In cases of aphasia, there are a number of cases that beg more nuanced
conceptions of speech than those mentioned. With some patients, spoken language
is under siege while written language remains intact, and vice versa. MP explains
that this is because language is constituted by many independent components and
because speech is a being that comes from reason. However, we can be sure that
this being from reason does not connote a flatly intellectual account of speech
based on associations, but a conditioning of language by thought that exceeds the
mind in isolation from the body. He goes on to suggest that accounts of aphasia fail
to see that what aphasia patients lose is not a certain stock of words, as if these
images were excised from a storehouse in the mind, but a particular manner or
style of deploying them.

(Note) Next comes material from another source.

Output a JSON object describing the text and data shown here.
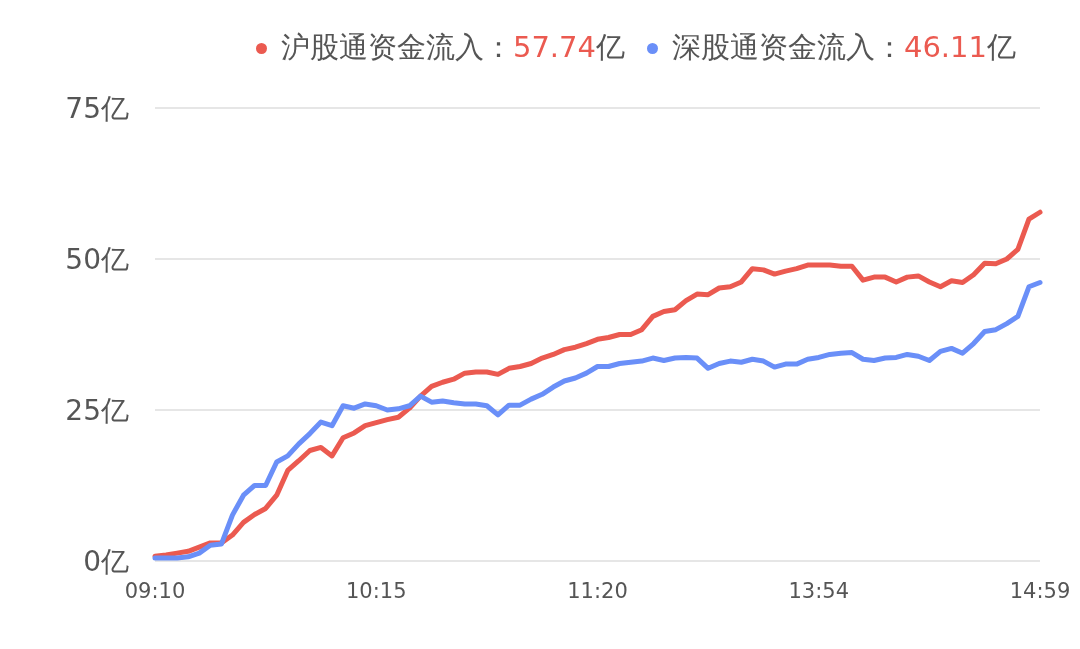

Surely considered anomalous from traditional perspectives
on aphasia, MP points to oddities in tests done with patients as a means of drawing
up the intentional elements of language over and above its articulatory-motor
moment of production, wherein common understanding pegs the deficit that
characterizes the disorder. Here we find the first stirrings of his own construction of
an alternative theory of speech and the speaking subject:
Even when they proceed correctly at the beginning of the test [matching like
color samples], it is not the participation of the samples in a single
idea that guides them, but rather the experience of an immediate
resemblance, and this is why they can only classify the samples after
having brought them together. (181).